= Mulbarapa =

Aboriginal clan in Australia

The Mulbarapa are one of the 22 known clans of the Yaraldi branch of the Ngarrindjeri.

==Homeland==
Mulbarapa country extends along the Lake Alexandrina shoreline from Poikangk to Pemandang Bluff. The Berndts describe it as follows:
From the Bluff, the boundary skirted a native track to Lalanganggel (Mt Misery)... The boundary extends south-east to north of Albert Hill, then north-east of Kutingwar and northwards to a point north by north-east of Minmulewar. South-east of Minmulewar, passing Trewunang Swamp (Note: trewari means shag) This stretched from Trewunang to Punguldulin, with scrubland on its western border.

The site at Pemandang was where legend held it that the dreamtime culture hero Ngurunderi, having minced Pondi(Ponde - Murray cod), stepped ashore from his bark canoe. Until relatively modern times, before they were broken, the shape of footprints on stones here were pointed out as those of Ngurunderi.
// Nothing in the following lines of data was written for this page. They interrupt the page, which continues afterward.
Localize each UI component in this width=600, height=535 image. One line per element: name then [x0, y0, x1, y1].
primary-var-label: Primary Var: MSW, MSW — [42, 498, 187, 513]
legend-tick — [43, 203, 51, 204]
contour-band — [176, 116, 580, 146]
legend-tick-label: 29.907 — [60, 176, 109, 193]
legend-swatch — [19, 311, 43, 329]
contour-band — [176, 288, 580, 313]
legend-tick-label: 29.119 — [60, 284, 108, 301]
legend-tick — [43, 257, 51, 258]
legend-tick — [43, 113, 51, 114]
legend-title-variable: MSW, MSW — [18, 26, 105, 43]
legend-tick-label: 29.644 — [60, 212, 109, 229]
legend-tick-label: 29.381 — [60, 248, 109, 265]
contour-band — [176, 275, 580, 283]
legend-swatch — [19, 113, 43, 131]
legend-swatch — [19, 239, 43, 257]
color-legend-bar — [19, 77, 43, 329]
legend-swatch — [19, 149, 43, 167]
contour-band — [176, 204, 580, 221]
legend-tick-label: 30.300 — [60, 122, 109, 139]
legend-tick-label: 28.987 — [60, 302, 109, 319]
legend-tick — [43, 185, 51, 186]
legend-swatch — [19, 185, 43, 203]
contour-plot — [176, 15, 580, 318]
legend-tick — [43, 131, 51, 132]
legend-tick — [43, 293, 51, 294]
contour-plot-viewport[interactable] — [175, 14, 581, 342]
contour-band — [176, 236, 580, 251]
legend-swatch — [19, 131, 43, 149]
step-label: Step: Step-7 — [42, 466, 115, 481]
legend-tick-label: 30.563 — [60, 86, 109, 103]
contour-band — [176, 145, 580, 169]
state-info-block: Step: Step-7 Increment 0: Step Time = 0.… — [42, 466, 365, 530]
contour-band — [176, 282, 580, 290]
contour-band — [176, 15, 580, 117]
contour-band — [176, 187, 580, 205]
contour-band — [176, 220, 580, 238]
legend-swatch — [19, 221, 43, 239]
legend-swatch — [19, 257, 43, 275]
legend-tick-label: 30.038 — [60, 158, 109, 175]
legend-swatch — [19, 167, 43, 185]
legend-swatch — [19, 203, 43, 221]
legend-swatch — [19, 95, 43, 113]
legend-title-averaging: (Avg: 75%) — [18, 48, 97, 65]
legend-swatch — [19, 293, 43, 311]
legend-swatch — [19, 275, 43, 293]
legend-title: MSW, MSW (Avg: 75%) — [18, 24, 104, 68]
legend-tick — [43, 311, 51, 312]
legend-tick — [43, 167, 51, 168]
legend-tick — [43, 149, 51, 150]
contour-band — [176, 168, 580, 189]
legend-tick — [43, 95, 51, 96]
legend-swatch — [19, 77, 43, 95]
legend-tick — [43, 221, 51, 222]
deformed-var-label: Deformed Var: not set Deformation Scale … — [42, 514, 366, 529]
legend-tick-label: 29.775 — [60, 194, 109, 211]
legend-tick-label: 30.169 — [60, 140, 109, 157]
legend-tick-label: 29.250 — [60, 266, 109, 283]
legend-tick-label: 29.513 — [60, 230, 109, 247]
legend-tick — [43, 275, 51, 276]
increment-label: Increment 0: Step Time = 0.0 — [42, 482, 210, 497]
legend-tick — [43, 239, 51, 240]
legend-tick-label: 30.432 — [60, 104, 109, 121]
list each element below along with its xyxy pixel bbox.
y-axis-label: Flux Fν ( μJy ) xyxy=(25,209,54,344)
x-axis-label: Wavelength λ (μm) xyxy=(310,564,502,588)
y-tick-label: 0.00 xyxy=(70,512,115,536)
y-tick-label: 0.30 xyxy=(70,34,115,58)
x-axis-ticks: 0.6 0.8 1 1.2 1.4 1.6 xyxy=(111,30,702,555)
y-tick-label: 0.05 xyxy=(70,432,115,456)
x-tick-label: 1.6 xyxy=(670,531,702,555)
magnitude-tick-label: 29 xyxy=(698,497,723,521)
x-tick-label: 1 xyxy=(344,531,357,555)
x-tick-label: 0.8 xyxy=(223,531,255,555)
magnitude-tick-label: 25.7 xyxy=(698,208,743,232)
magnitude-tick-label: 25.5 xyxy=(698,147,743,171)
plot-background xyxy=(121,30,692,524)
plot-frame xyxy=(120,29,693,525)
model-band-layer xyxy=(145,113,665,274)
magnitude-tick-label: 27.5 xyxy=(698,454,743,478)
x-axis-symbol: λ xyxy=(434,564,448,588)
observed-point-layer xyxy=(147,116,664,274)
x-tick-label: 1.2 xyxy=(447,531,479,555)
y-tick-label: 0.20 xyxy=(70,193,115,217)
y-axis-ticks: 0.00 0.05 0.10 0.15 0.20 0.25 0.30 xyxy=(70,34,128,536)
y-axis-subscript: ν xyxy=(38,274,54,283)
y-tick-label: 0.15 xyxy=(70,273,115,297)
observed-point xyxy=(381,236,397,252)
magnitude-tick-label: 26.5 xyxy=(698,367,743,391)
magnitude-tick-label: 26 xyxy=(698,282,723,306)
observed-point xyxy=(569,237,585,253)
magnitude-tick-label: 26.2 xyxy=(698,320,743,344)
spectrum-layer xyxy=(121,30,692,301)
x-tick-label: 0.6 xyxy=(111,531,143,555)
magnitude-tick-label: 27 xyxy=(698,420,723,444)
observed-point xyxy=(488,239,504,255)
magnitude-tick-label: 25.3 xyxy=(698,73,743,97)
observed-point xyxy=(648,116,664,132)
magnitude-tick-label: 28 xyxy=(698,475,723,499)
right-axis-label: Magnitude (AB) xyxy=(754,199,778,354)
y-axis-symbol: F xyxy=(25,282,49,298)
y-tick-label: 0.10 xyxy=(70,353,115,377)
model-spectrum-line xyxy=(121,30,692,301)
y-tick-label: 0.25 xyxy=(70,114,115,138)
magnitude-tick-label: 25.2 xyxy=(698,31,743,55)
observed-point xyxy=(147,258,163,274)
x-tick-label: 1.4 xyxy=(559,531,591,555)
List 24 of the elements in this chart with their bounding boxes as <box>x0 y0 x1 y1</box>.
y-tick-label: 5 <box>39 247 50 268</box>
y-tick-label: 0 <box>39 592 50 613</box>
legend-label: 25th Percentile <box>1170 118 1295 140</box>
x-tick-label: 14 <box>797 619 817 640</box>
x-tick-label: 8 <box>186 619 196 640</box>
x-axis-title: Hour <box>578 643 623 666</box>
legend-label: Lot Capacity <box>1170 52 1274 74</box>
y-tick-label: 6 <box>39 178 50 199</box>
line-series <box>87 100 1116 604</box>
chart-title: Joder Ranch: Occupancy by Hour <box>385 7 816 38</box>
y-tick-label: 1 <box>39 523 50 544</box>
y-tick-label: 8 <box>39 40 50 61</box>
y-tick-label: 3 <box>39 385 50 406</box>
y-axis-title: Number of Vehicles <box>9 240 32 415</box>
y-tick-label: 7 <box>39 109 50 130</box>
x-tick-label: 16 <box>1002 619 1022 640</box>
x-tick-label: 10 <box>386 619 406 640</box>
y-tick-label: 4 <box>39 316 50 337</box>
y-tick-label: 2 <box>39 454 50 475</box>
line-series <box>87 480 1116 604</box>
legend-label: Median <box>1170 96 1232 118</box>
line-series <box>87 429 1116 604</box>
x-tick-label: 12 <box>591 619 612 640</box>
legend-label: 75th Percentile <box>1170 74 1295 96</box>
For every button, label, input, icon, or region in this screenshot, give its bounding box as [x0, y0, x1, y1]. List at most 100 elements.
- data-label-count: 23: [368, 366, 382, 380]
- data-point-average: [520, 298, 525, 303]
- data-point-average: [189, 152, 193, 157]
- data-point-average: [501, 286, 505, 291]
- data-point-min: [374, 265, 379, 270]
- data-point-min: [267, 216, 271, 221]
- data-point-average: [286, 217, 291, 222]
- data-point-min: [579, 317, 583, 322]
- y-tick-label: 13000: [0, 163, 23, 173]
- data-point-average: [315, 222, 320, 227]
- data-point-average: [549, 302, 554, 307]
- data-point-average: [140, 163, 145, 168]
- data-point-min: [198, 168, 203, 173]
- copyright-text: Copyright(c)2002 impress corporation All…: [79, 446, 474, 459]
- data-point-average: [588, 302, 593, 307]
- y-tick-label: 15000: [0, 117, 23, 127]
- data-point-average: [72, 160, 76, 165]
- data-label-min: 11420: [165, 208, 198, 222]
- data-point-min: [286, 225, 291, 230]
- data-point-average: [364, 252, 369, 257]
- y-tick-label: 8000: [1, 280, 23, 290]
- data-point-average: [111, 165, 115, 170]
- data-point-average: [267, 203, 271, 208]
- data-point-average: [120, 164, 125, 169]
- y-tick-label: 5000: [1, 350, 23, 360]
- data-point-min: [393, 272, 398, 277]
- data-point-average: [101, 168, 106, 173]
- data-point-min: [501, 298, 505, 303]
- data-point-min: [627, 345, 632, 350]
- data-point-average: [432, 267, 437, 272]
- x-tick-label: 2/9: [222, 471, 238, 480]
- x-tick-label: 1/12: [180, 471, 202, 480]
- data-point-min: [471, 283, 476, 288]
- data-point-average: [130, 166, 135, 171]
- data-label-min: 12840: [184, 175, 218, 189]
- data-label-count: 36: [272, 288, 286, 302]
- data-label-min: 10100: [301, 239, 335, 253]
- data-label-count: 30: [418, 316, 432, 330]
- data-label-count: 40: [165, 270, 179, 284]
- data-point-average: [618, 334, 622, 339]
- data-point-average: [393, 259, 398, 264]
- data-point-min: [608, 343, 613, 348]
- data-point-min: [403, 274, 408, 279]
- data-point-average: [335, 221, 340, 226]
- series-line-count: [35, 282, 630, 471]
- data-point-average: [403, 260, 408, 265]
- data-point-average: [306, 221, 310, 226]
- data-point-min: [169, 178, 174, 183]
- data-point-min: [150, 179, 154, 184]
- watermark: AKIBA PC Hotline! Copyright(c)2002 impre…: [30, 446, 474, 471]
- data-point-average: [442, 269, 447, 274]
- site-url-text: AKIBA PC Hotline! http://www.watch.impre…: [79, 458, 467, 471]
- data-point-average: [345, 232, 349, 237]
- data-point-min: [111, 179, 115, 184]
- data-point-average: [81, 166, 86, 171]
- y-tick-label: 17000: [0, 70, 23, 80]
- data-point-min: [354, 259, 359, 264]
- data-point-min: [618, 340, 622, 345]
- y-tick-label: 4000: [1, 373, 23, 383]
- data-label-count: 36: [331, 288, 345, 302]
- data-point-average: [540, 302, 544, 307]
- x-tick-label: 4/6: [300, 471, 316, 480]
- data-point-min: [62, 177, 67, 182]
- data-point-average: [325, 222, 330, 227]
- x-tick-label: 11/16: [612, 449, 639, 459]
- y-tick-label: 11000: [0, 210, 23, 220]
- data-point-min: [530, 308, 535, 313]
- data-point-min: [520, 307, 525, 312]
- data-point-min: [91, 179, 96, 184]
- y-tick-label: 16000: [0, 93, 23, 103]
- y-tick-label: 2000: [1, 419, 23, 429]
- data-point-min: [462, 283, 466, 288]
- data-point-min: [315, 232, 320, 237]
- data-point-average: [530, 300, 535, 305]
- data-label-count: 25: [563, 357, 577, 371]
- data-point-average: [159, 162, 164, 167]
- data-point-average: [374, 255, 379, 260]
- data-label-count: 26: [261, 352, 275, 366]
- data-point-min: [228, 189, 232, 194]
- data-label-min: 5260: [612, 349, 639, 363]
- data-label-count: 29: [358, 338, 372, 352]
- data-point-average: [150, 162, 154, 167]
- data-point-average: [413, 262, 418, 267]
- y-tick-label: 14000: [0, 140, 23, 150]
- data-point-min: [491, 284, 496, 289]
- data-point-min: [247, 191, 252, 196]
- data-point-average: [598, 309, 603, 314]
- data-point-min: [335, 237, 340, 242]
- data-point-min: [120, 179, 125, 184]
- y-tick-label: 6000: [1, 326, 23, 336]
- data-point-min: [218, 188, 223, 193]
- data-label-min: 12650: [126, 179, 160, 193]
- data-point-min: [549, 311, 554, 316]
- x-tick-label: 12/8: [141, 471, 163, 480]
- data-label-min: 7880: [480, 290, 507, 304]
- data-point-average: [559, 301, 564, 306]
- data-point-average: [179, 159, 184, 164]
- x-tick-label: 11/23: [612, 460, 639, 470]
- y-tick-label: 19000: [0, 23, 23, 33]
Likewise, two sandhills at Lalangange marked his former campsite there. Punguldulin was the place of the kangaroo rat.

==Flora and fauna==
Mulbarapa country was well supplied with game, with great numbers of tulatji (wallaby), wangyumi (kangaroo), pindjuli (emu), wiruringguri (mallee hen) and talkundjeri (wild turkey) available to hunters venturing through the mallee scrub back of Pemandang.

The Mulbarapa (ngatji, or totems) were the noŋkulauri, the (mountain duck) and the trewari (a black-backed and white-winged shag, which was distinguished from the larger cormorant, yoldi). As their totemic animal these could not be directly hunted, but the Mulbarapa are said to have had people from other clans hunt them, and thus obtained, they could be eaten, a practice some Ramindjeri clans would not indulge in.

kandjuri and wiloki yams and the kukindji and moronggoni potatoes were dug, while karangki (currants) and ngalaii (yacca grass honey) were gathered. Poikangk Bay afforded the Mulbarapa excellent fishing.

==Traditions and ceremonies==
Mulbarapa are allied to Pinpulalindjara in that these clans call each other brother and sister, irrespective of genealogical ties. Similarity of dialect who had the right to hunt over each other's territories and the obligation to stand together against aggressors in interclan fighting. Berndt wrote that the Pinpulalindjara quite likely hived off from Mulbarapa.

In the Mulbarapi clan wild dog ceremony, men danced with plain stripes painted down their legs, but they also had pipeclay stripes on their faces and dots on their chests. This was not regarded as specifically religious, although directly associated with ngatji. Possibly they were originally pre-initiatory songs and dances.